The CEO of Circular Computing explains how he got to the stage where he was operating a sizeable factory offering a fresh life to hardware

The hardware industry is under pressure to become more sustainable, with remanufacturing an option for those keen to extend the life of devices.

That is the view of Rod Neale, CEO of Circular Computing, who has built a state-of-the-art factory to remanufacture laptops to an “as new” standard, meeting rigorous BSI standards.

How Neale got to this point involves recognising the limits of the traditional used market and the changing needs of partners and customers.

“The new market was very unaware of the business of the used. [In the used market], you could buy big lots from, let’s say, the developed world that no longer had a value [and sell into other regions],” he said. “At that particular point, it was very much buy it for x money, sell it for more. The second use industry is worth billions of pounds, because everything that goes in, comes out.”

As laptops became more powerful, the pressures on three-year refresh cycles didn’t feel as acute, and when products used in Europe then stayed in Europe, the dynamics of the industry began to change. Neal gave the example of the change in car dealerships’ attitudes towards used cars to illustrate how the shift took place.

“If you go back 10 to 20 years, you went to a dealership and there would be no used cars, they only sold new cars. If you wanted to buy a used car, you went to Ray’s Autos because they were the ones that sold the used cars. Slowly but surely, the dealership saw [the opportunity], and if you go to a dealership now I’d imagine 90% of their cars on the dealerships are used as opposed to new,” he said.

The conversation became more what sort of option to give customers – a refurbished (graded A, B or C) laptop, or something remanufactured that would have the same quality as a new product and last longer?

Neale saw the potential in the second option and built a 150,000ft2 factory to purpose built remanufactured products.

“The used industry was variable and risky, but it served this purpose and it was massive.
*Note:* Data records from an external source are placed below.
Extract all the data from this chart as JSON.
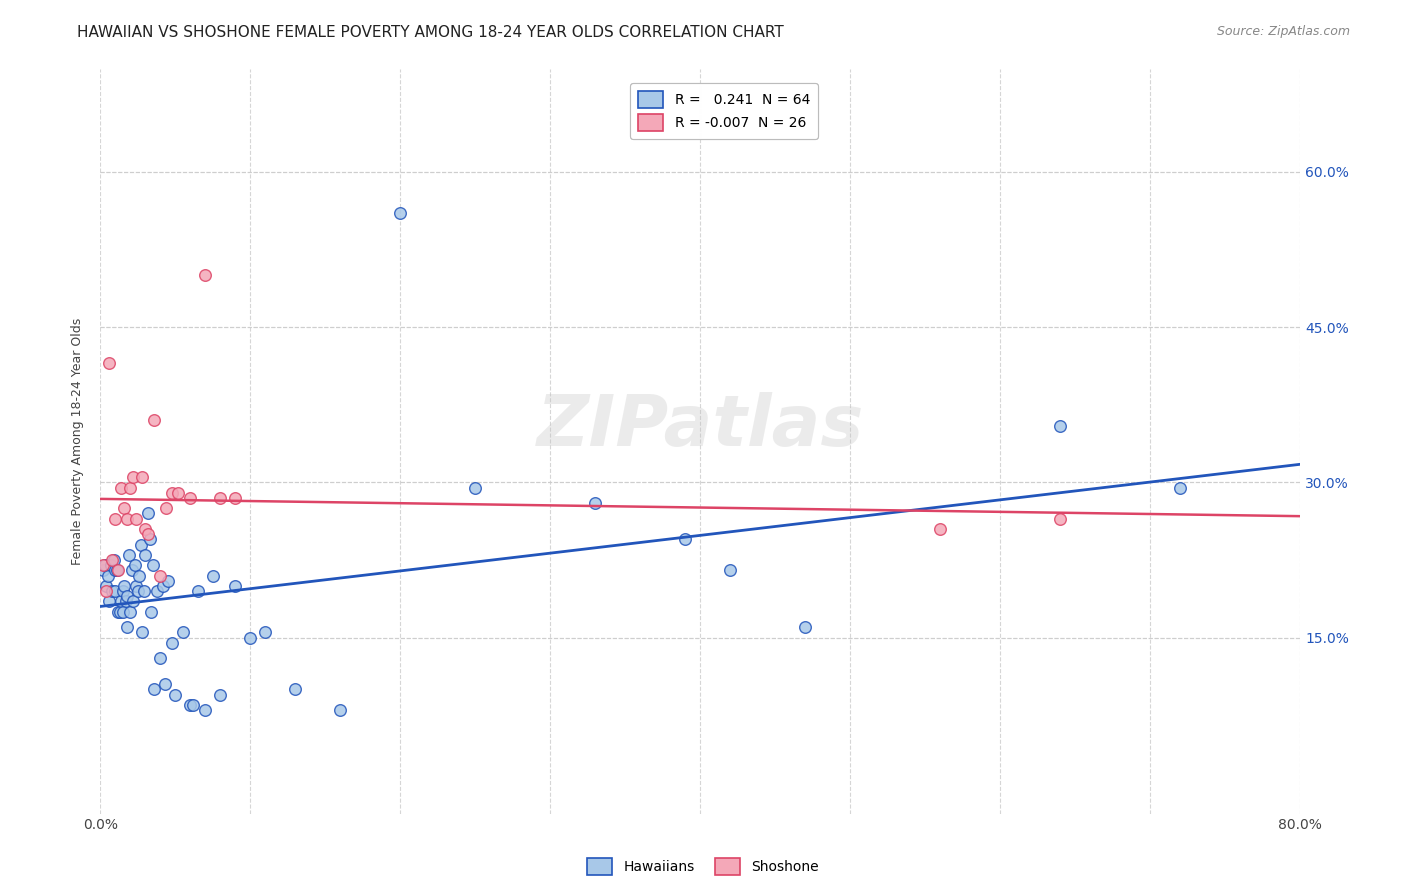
{
  "title": "HAWAIIAN VS SHOSHONE FEMALE POVERTY AMONG 18-24 YEAR OLDS CORRELATION CHART",
  "source": "Source: ZipAtlas.com",
  "ylabel": "Female Poverty Among 18-24 Year Olds",
  "ytick_labels": [
    "15.0%",
    "30.0%",
    "45.0%",
    "60.0%"
  ],
  "ytick_values": [
    0.15,
    0.3,
    0.45,
    0.6
  ],
  "xlim": [
    0.0,
    0.8
  ],
  "ylim": [
    -0.02,
    0.7
  ],
  "legend_label1": "R =   0.241  N = 64",
  "legend_label2": "R = -0.007  N = 26",
  "legend_entry1": "Hawaiians",
  "legend_entry2": "Shoshone",
  "hawaiian_color": "#a8c8e8",
  "shoshone_color": "#f4a8b8",
  "hawaiian_line_color": "#2255bb",
  "shoshone_line_color": "#dd4466",
  "background_color": "#ffffff",
  "grid_color": "#cccccc",
  "watermark": "ZIPatlas",
  "hawaiian_x": [
    0.002,
    0.003,
    0.004,
    0.005,
    0.006,
    0.007,
    0.008,
    0.009,
    0.01,
    0.01,
    0.011,
    0.012,
    0.013,
    0.014,
    0.015,
    0.015,
    0.016,
    0.017,
    0.018,
    0.018,
    0.019,
    0.02,
    0.021,
    0.022,
    0.023,
    0.024,
    0.025,
    0.026,
    0.027,
    0.028,
    0.029,
    0.03,
    0.032,
    0.033,
    0.034,
    0.035,
    0.036,
    0.038,
    0.04,
    0.042,
    0.043,
    0.045,
    0.048,
    0.05,
    0.055,
    0.06,
    0.062,
    0.065,
    0.07,
    0.075,
    0.08,
    0.09,
    0.1,
    0.11,
    0.13,
    0.16,
    0.2,
    0.25,
    0.33,
    0.39,
    0.42,
    0.47,
    0.64,
    0.72
  ],
  "hawaiian_y": [
    0.215,
    0.22,
    0.2,
    0.21,
    0.185,
    0.22,
    0.195,
    0.225,
    0.215,
    0.195,
    0.215,
    0.175,
    0.175,
    0.185,
    0.195,
    0.175,
    0.2,
    0.185,
    0.16,
    0.19,
    0.23,
    0.175,
    0.215,
    0.185,
    0.22,
    0.2,
    0.195,
    0.21,
    0.24,
    0.155,
    0.195,
    0.23,
    0.27,
    0.245,
    0.175,
    0.22,
    0.1,
    0.195,
    0.13,
    0.2,
    0.105,
    0.205,
    0.145,
    0.095,
    0.155,
    0.085,
    0.085,
    0.195,
    0.08,
    0.21,
    0.095,
    0.2,
    0.15,
    0.155,
    0.1,
    0.08,
    0.56,
    0.295,
    0.28,
    0.245,
    0.215,
    0.16,
    0.355,
    0.295
  ],
  "shoshone_x": [
    0.002,
    0.004,
    0.006,
    0.008,
    0.01,
    0.012,
    0.014,
    0.016,
    0.018,
    0.02,
    0.022,
    0.024,
    0.028,
    0.03,
    0.032,
    0.036,
    0.04,
    0.044,
    0.048,
    0.052,
    0.06,
    0.07,
    0.08,
    0.09,
    0.56,
    0.64
  ],
  "shoshone_y": [
    0.22,
    0.195,
    0.415,
    0.225,
    0.265,
    0.215,
    0.295,
    0.275,
    0.265,
    0.295,
    0.305,
    0.265,
    0.305,
    0.255,
    0.25,
    0.36,
    0.21,
    0.275,
    0.29,
    0.29,
    0.285,
    0.5,
    0.285,
    0.285,
    0.255,
    0.265
  ],
  "title_fontsize": 11,
  "source_fontsize": 9,
  "axis_label_fontsize": 9,
  "tick_fontsize": 10,
  "legend_fontsize": 10,
  "marker_size": 70
}
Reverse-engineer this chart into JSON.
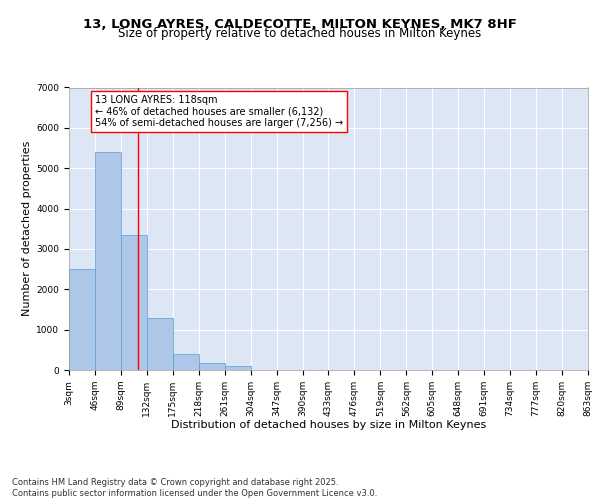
{
  "title_line1": "13, LONG AYRES, CALDECOTTE, MILTON KEYNES, MK7 8HF",
  "title_line2": "Size of property relative to detached houses in Milton Keynes",
  "xlabel": "Distribution of detached houses by size in Milton Keynes",
  "ylabel": "Number of detached properties",
  "bar_color": "#aec6e8",
  "bar_edge_color": "#5b9bd5",
  "background_color": "#dce6f5",
  "vline_x": 118,
  "vline_color": "red",
  "annotation_text": "13 LONG AYRES: 118sqm\n← 46% of detached houses are smaller (6,132)\n54% of semi-detached houses are larger (7,256) →",
  "annotation_box_color": "white",
  "annotation_box_edge": "red",
  "bins_left": [
    3,
    46,
    89,
    132,
    175,
    218,
    261,
    304,
    347,
    390,
    433,
    476,
    519,
    562,
    605,
    648,
    691,
    734,
    777,
    820
  ],
  "bin_width": 43,
  "bar_heights": [
    2500,
    5400,
    3350,
    1300,
    400,
    180,
    90,
    0,
    0,
    0,
    0,
    0,
    0,
    0,
    0,
    0,
    0,
    0,
    0,
    0
  ],
  "xlim_left": 3,
  "xlim_right": 863,
  "ylim_top": 7000,
  "ylim_bottom": 0,
  "yticks": [
    0,
    1000,
    2000,
    3000,
    4000,
    5000,
    6000,
    7000
  ],
  "xtick_labels": [
    "3sqm",
    "46sqm",
    "89sqm",
    "132sqm",
    "175sqm",
    "218sqm",
    "261sqm",
    "304sqm",
    "347sqm",
    "390sqm",
    "433sqm",
    "476sqm",
    "519sqm",
    "562sqm",
    "605sqm",
    "648sqm",
    "691sqm",
    "734sqm",
    "777sqm",
    "820sqm",
    "863sqm"
  ],
  "xtick_positions": [
    3,
    46,
    89,
    132,
    175,
    218,
    261,
    304,
    347,
    390,
    433,
    476,
    519,
    562,
    605,
    648,
    691,
    734,
    777,
    820,
    863
  ],
  "footer_text": "Contains HM Land Registry data © Crown copyright and database right 2025.\nContains public sector information licensed under the Open Government Licence v3.0.",
  "grid_color": "white",
  "title_fontsize": 9.5,
  "subtitle_fontsize": 8.5,
  "axis_label_fontsize": 8,
  "tick_fontsize": 6.5,
  "footer_fontsize": 6,
  "annot_fontsize": 7
}
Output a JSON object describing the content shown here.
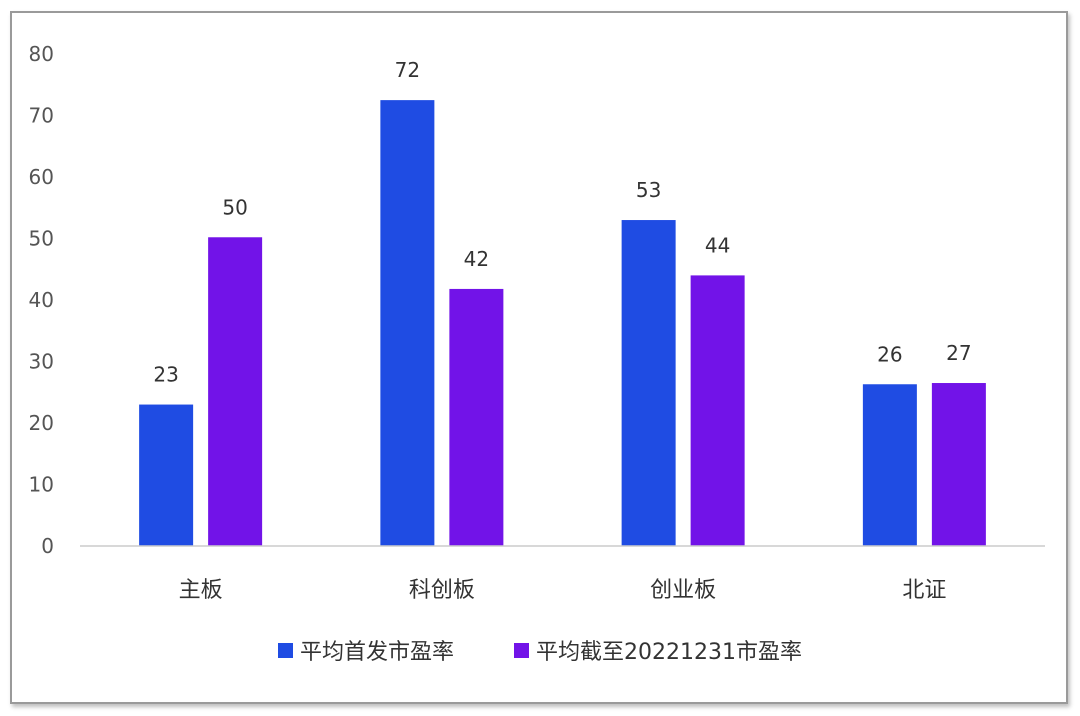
{
  "chart_data": {
    "type": "bar",
    "categories": [
      "主板",
      "科创板",
      "创业板",
      "北证"
    ],
    "series": [
      {
        "name": "平均首发市盈率",
        "values": [
          23,
          72.5,
          53,
          26.3
        ],
        "labels": [
          "23",
          "72",
          "53",
          "26"
        ],
        "color": "#1f4ce3"
      },
      {
        "name": "平均截至20221231市盈率",
        "values": [
          50.2,
          41.8,
          44,
          26.5
        ],
        "labels": [
          "50",
          "42",
          "44",
          "27"
        ],
        "color": "#7213e8"
      }
    ],
    "yticks": [
      "0",
      "10",
      "20",
      "30",
      "40",
      "50",
      "60",
      "70",
      "80"
    ],
    "ylim": [
      0,
      80
    ],
    "grid": false,
    "legend": "bottom"
  }
}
How I’ve positioned my company going forward is that is the brand new industry...that doesn’t sell variable sells solutions,” he said.

Sustainability is bringing the new and the remanufactured industries together because it is getting harder for partners to constantly pitch new, encouraging asset disposal. But customers still demand quality and reliability – and that spelt an opportunity.

“That was the gap in the market as I saw it 10 years ago, that was the bit that nobody was servicing correctly. There were some great companies doing great things in that space and trying to get that used equipment back into that world, but the problem with that world is that Boeing is never going to buy a variable risk product,” he said.

“As much as the Boeings of the world are going to ask for sustainability, because they’re all charged with making that happen, there was this gap in the market that I saw,” he added.

Neale is already getting buy-in from vendors, distributors and the wider channel. He points out that it can provide a product that the market can proudly sell and customers will be happy to use.

“We take the product when it’s had its first life, then we manufacture every part of it and then put it back in. That’s where the value is going to come from in the future, the world is going in that direction,” he said.

He said corporates wanted remanufactured tech and that his firm is meeting a growing need in the market. But, the devices that left the factory had to meet BSI standards and deliver a solid user experience.

“The product has to be equal to or better than new with an equal to or better than new warranty,” said Neale. “If you and I sat on the plane, and I have a remanufactured three- or four-year-old laptop, and you’re sat next to me with a £2,000 brand new product, we’re both doing email or a Word document or Excel.

“This is about shifting the vocabulary and the potential of a used product, thinking about the customer and then working backwards,” he concluded.

Circular Computing is holding an event later this month, the Re: Sustainable IT Summit, with a range of vendors, distributors, resellers and MSPs gathering together to discuss how best to tackle sustainability challenges in the IT sector and explore the opportunities offered by circular processes such as remanufacturing.